The Florida Information Protection Act of 2014 makes the following changes to existing law:
- An organization must provide written notice to the state attorney general no later than 30 days after determination that a breach affecting 500 or more Floridians has occurred, down from 45 days in an earlier law.
- The breached organization must provide to the state attorney general, upon request, a copy of its breach-related policies, steps taken to rectify the breach and a police report, incident report or computer forensics report.
- After a breach affecting 500 or more, enterprises must notify individuals affected as expeditiously as possible, but no later than 30 days from discovery of the breach.
- In requiring notification of breaches of "personal information," that term is broadened to include an individual's username or e-mail address in combination with a password or security question and answer that would allow access to an online account. Also now included is an individual's full name in combination with: a passport number; medical history, treatment or diagnosis information; or health insurance identifier. Social Security number, driver license number, account number, and credit or debit card number remain in the definition of personal information.
- Organizations that must report breaches now include a sole proprietor, partnership, corporation, estate, cooperative association, governmental entity or any other commercial entity that acquires, maintains, stores or uses personal information.
The inclusion of government agencies as covered entities under the bill is also an important step forward, Alexander says. "I'm personally not a fan of 'do as I say, not as I do,'" he says. "If within a given state you're going to expect businesses to protect sensitive data, shouldn't you hold your own state agencies to the same level? This law does."

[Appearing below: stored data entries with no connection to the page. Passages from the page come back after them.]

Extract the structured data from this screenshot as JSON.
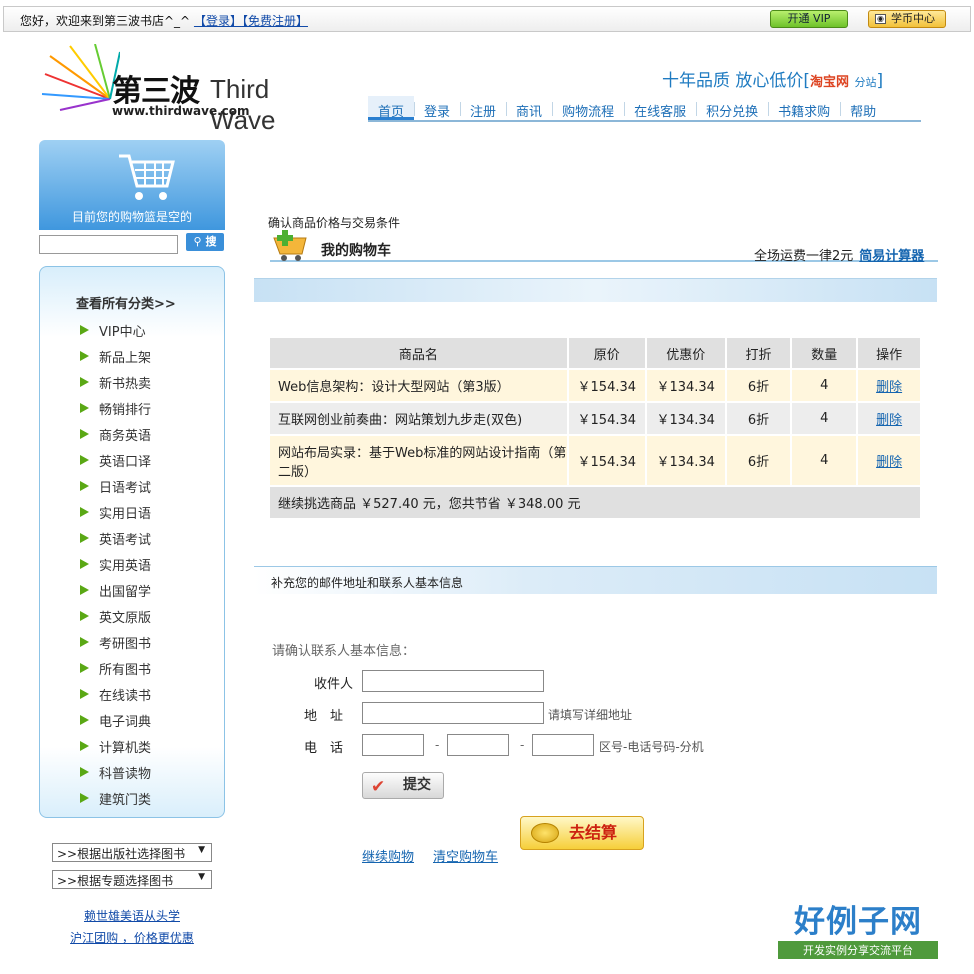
{
  "topbar": {
    "greeting": "您好，欢迎来到第三波书店^_^",
    "login": "【登录】",
    "register": "【免费注册】",
    "vip_button": "开通 VIP",
    "coin_button": "学币中心"
  },
  "logo": {
    "cn": "第三波",
    "en": "Third Wave",
    "url": "www.thirdwave.com"
  },
  "slogan": {
    "text": "十年品质 放心低价",
    "taobao": "淘宝网",
    "branch": "分站"
  },
  "nav": [
    "首页",
    "登录",
    "注册",
    "商讯",
    "购物流程",
    "在线客服",
    "积分兑换",
    "书籍求购",
    "帮助"
  ],
  "sidebar": {
    "cart_status": "目前您的购物篮是空的",
    "search_button": "搜",
    "categories_title": "查看所有分类>>",
    "categories": [
      "VIP中心",
      "新品上架",
      "新书热卖",
      "畅销排行",
      "商务英语",
      "英语口译",
      "日语考试",
      "实用日语",
      "英语考试",
      "实用英语",
      "出国留学",
      "英文原版",
      "考研图书",
      "所有图书",
      "在线读书",
      "电子词典",
      "计算机类",
      "科普读物",
      "建筑门类"
    ],
    "select_publisher": ">>根据出版社选择图书",
    "select_topic": ">>根据专题选择图书",
    "link1": "赖世雄美语从头学",
    "link2": "沪江团购 ，价格更优惠"
  },
  "main": {
    "confirm_title": "确认商品价格与交易条件",
    "cart_title": "我的购物车",
    "shipping": "全场运费一律2元",
    "calculator": "简易计算器",
    "table_headers": [
      "商品名",
      "原价",
      "优惠价",
      "打折",
      "数量",
      "操作"
    ],
    "rows": [
      {
        "name": "Web信息架构：设计大型网站（第3版）",
        "price": "￥154.34",
        "sale": "￥134.34",
        "discount": "6折",
        "qty": "4",
        "action": "删除"
      },
      {
        "name": "互联网创业前奏曲：网站策划九步走(双色)",
        "price": "￥154.34",
        "sale": "￥134.34",
        "discount": "6折",
        "qty": "4",
        "action": "删除"
      },
      {
        "name": "网站布局实录：基于Web标准的网站设计指南（第二版）",
        "price": "￥154.34",
        "sale": "￥134.34",
        "discount": "6折",
        "qty": "4",
        "action": "删除"
      }
    ],
    "summary": "继续挑选商品 ￥527.40 元，您共节省 ￥348.00 元",
    "section_title": "补充您的邮件地址和联系人基本信息",
    "contact_title": "请确认联系人基本信息：",
    "label_receiver": "收件人",
    "label_address": "地　址",
    "label_phone": "电　话",
    "address_hint": "请填写详细地址",
    "phone_hint": "区号-电话号码-分机",
    "phone_dash": "-",
    "submit": "提交",
    "checkout": "去结算",
    "continue": "继续购物",
    "clear": "清空购物车"
  },
  "watermark": {
    "brand": "好例子网",
    "tagline": "开发实例分享交流平台"
  }
}
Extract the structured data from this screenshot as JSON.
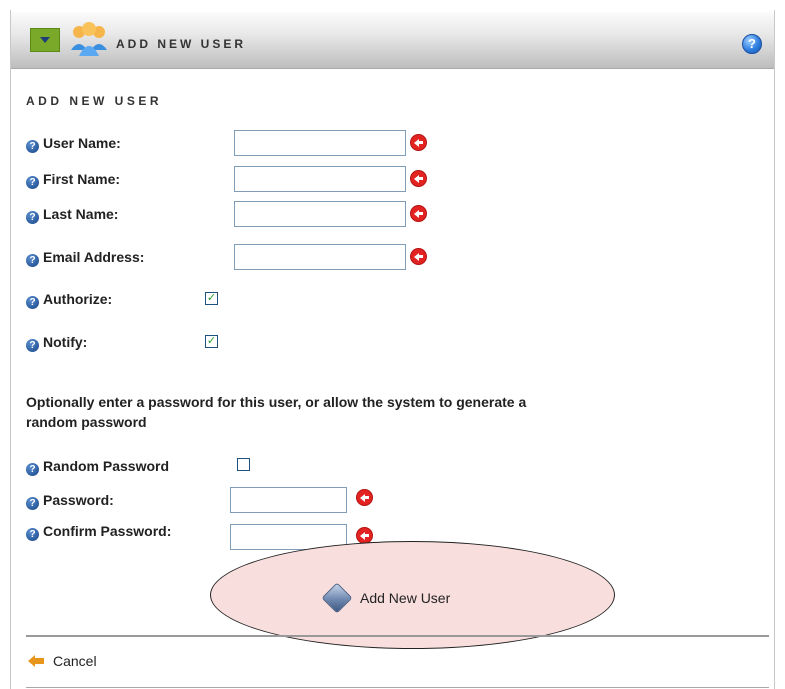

In the first 30 days of non-compliance with breach notification requirements, organizations that fail to notify the Florida attorney general can be fined $1,000 per day for the first 30 days, and then $50,000 for each subsequent 30-day period for up to six months, with a cap of $500,000, according to the law firm McDonald Hopkins.
Healthcare organizations that comply with HIPAA's breach notification requirements are generally exempt from the Florida law, notes Dominic Paluzzi, an attorney at McDonald Hopkins.
"The way the new Florida law reads is that if you are a HIPAA covered entity or business associate and you give notice of a breach under HIPAA, you're deemed to be in compliance with the Florida breach notification law," he says. "[But], even if there's notice under HIPAA, you still have to give notice to the [state] attorney general if it constitutes personally identifiable information under the Florida [law]."
But, Paluzzi notes, "There could be circumstances where you don't have to notify under HIPAA but you have to notify under the Florida law. You can't play the game where 'I'm a covered entity, I only look to HIPAA and I've determined, under HIPAA, that I don't have a notification obligation.' Your analysis does not stop there. You have to go on then and look at Florida [law]."
And healthcare organizations that fail to notify individuals after a breach may be faced with double the amount of penalties, says privacy attorney Adam Greene, a partner at the law firm Davis Wright Tremaine LLP. "While providing notice to individuals pursuant to HIPAA may satisfy both HIPAA and Florida law with respect to such notice, failing to provide notice to individuals may mean penalties under both HIPAA and Florida law, since the entity would not satisfy either's requirements," he says.
Other States to Follow?
The tougher requirements in Florida's new law may be a sign of things to come from other states, says Joseph Lazzarotti, who heads the privacy, social media and information management practice at the Jackson Lewis law firm in Morristown, N.J..
"California has updated its statute a number of times. Kentucky recently passed its statute. What continues to happen is there's some big breach, like we've seen, and you get more activity and attention," he says. "All of these incidents and updates to statutes seem to be pushing each other to create more attention to data breach notification and securing information in the first place."